Further, workwear and PPE that causes discomfort because it is ill-fitting can discourage the wearer from using it, leading to a high risk that female workers, in particular, may be inadequately protected.

In circumstances where available options for workwear designed with women in mind is limited and where workwear has a very functional purpose requiring it to be strong and durable, it can be challenging to find a fit that is also comfortable and easy to wear. It is crucial to seek out the best fit in women's workwear, given the role workwear plays in ensuring workers' health and safety.

So, where workwear options are limited for women, correctly measuring for a suitable and comfortable fit is essential.

Measure Up

How to measure workwear for women.

While taking women's body measurements for workwear, it's essential to keep the measuring tape level and snug but not too much. Also, wear nothing more than undergarments or light clothes when measuring.

Here's a guide on taking all the essential body measurements for women's workwear:

· bust size,

· arm length,

· natural waist circumference,

· lower waist circumference,

· hips, and

· inseam.

How to correctly measure your bust size

Measure the most protruding part of your bust, ensuring the tape measure is level and loose enough. Also, make sure you're not breathing in and holding your breath while taking this measurement.

It's wise to keep one finger between the tape and the body and round to the nearest whole number. Size up if you fall between sizes.

How to measure the arm length

To take your full sleeve-length measurement accurately, start from the center back of your neck along your arm to the wrist. Get help with this as it is virtually impossible to do this on your own.

Measure your waist

You'll find your natural waistline by bending to the side. The crease that forms, located above your belly button and below your rib cage, is your natural waist. That's the narrowest part of your torso.

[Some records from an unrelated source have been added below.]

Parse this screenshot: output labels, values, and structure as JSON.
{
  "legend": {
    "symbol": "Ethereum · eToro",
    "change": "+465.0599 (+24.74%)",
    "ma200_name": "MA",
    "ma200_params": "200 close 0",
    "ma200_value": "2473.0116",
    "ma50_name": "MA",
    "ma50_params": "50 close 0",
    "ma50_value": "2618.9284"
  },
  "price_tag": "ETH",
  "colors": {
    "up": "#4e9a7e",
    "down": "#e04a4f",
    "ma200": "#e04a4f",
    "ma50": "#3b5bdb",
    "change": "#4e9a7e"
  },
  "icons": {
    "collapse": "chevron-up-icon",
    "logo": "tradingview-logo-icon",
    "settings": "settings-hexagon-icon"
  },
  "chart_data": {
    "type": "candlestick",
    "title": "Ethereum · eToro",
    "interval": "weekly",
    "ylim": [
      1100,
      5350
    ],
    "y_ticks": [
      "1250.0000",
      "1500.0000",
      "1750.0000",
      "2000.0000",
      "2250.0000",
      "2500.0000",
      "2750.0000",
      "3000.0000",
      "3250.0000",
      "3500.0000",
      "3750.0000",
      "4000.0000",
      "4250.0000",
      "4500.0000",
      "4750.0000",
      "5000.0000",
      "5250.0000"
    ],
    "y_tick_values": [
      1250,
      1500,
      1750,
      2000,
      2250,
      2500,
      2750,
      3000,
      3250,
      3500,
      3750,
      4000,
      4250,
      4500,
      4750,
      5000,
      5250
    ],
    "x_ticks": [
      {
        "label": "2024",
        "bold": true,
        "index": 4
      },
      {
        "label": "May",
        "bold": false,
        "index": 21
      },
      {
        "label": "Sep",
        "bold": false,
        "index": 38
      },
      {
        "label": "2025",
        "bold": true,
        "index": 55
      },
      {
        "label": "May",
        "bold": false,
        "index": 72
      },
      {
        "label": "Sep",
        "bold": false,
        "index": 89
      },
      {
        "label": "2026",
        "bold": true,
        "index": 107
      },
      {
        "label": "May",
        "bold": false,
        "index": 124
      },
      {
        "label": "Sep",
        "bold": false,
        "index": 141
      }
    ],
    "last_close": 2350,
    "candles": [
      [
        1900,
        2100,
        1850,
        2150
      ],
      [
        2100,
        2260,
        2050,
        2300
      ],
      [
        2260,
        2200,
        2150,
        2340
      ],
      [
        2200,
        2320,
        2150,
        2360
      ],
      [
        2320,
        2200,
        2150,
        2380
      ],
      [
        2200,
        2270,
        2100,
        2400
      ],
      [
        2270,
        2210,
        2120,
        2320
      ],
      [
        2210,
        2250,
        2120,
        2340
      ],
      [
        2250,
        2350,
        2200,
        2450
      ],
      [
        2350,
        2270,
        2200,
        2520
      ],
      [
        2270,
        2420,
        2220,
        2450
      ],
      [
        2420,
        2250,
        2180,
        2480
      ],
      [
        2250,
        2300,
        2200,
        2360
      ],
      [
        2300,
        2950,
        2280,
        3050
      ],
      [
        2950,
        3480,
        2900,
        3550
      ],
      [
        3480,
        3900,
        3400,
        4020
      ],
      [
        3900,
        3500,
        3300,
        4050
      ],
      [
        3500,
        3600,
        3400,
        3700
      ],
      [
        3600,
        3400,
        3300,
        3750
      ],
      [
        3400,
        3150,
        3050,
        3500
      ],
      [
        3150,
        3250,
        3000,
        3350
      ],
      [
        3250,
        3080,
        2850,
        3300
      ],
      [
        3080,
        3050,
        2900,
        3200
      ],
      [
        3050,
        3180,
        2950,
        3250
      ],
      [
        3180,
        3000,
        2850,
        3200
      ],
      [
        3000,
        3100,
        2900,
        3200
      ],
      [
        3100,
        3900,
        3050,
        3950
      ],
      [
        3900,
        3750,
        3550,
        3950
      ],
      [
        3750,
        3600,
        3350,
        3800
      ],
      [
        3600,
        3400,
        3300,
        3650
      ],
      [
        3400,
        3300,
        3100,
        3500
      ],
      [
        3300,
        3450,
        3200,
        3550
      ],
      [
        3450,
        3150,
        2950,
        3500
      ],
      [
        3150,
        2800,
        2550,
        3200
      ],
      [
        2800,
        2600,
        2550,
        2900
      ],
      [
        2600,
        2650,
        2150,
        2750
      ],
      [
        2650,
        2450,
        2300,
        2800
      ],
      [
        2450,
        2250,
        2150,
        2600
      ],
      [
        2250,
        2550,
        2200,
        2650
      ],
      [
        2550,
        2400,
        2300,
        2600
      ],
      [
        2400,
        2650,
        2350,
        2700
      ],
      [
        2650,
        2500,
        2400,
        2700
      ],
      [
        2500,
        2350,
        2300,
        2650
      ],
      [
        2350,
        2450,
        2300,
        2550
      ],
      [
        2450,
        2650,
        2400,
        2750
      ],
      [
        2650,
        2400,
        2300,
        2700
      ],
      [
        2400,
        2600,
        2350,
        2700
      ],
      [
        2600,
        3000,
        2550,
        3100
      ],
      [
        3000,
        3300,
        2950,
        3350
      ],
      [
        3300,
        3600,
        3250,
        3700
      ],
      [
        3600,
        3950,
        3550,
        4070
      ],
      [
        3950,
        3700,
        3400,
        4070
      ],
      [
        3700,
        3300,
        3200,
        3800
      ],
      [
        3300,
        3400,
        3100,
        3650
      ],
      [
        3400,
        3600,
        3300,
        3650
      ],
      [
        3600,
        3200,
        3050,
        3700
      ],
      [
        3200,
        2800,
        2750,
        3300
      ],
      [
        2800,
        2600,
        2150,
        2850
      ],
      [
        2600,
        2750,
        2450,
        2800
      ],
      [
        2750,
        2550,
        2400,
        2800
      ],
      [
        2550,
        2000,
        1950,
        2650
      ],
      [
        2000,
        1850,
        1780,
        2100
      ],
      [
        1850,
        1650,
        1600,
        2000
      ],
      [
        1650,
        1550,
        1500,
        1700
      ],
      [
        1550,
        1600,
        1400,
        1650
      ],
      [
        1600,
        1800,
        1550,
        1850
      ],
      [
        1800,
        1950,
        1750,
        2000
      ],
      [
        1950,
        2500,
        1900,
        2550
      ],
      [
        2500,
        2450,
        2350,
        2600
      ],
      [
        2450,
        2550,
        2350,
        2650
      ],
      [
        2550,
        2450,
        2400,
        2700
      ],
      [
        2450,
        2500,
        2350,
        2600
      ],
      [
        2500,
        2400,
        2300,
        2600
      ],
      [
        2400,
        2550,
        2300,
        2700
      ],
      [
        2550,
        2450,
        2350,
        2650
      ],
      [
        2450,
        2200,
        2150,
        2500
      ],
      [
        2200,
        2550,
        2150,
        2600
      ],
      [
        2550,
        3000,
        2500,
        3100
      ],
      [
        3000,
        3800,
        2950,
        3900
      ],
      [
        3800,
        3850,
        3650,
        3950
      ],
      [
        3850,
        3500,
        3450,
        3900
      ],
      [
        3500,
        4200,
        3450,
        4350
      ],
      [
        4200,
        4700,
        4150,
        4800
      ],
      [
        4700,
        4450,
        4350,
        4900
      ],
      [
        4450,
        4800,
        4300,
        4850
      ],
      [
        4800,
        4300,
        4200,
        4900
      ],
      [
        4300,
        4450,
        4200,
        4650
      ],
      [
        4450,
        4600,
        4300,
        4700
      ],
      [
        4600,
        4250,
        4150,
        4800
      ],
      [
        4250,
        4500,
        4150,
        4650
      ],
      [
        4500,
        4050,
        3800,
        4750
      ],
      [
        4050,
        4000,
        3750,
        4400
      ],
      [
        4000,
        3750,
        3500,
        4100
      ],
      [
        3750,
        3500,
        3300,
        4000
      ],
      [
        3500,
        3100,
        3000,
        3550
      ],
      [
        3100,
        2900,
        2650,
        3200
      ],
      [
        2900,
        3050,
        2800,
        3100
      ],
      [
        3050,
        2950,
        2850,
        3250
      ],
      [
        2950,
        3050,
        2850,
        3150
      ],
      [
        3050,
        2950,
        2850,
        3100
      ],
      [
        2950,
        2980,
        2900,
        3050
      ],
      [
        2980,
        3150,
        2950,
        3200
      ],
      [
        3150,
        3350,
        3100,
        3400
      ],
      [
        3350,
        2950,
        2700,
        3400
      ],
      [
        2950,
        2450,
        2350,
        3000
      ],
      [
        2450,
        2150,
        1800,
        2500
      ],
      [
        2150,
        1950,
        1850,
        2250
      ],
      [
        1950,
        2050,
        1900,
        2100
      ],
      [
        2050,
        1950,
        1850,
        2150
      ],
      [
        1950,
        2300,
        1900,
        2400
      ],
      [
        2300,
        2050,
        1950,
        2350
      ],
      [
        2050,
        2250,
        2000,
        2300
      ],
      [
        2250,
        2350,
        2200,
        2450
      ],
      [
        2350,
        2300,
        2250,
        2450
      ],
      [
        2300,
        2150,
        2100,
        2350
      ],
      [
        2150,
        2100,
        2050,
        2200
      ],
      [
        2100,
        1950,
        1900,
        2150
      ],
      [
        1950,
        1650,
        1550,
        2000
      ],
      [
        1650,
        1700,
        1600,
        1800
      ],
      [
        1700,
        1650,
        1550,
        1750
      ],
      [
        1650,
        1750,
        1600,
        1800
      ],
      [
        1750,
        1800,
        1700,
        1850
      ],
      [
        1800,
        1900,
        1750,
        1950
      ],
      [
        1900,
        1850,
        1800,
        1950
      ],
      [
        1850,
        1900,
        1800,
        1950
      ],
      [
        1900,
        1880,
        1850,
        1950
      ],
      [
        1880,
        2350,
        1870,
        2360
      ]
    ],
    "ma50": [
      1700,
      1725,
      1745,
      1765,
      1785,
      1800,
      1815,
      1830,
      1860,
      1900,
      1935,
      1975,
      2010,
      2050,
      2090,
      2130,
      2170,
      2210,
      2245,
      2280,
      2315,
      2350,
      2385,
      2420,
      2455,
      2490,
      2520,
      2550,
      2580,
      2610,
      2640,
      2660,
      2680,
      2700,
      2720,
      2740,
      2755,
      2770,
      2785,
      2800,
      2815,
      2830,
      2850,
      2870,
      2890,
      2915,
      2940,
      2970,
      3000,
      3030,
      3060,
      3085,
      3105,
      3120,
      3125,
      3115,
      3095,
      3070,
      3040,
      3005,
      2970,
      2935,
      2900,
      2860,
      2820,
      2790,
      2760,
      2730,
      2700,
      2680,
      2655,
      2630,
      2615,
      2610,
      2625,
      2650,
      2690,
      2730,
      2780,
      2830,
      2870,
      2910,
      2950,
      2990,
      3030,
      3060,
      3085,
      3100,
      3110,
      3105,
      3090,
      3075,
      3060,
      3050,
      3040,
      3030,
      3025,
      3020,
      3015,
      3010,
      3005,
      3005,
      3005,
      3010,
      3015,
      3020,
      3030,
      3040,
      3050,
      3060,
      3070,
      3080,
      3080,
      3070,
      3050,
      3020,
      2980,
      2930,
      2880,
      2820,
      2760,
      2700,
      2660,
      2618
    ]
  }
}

The tape measure, which also needs to be leveled and not too tight, is then used to circle your waist.

If you're taking this measurement for overalls, make sure you've added one or two fingers between your body and the tape at the belly button line to ensure enough comfort and ease of movement while working.

How To measure your lower waist

Wrap the tape measure around your lower waist, which is around 4cm below your natural waistline, keeping the tape straight and parallel to the floor. Measure in your undergarments without wearing other trousers.

How to measure women's hips correctly

When measuring your hips, make sure to find wherever your widest point is. Some women are wider front on because their hips come out to the side, whereas others' bottoms stick out.

When you find the most protruding part, remember to keep the tape measure level round while wrapping it comfortably around your hips.

How to measure women's inseam?

First of all, to correctly take this measurement, you need to be standing with both feet on the flat floor while keeping your legs straight and slightly apart. More importantly, you'll need someone's help because it's nearly impossible to measure your inseam yourself.

Hold one end of the tape at your crotch point while your assistant is straightening the measuring tape down your leg to your shoe heel top if you're wearing shoes, or to your foot sole if you're standing barefoot. Measure from your crotch to your desired length of pants.

It's essential to take this measurement correctly so that the kneepads embedded in your workwear sit in the right position.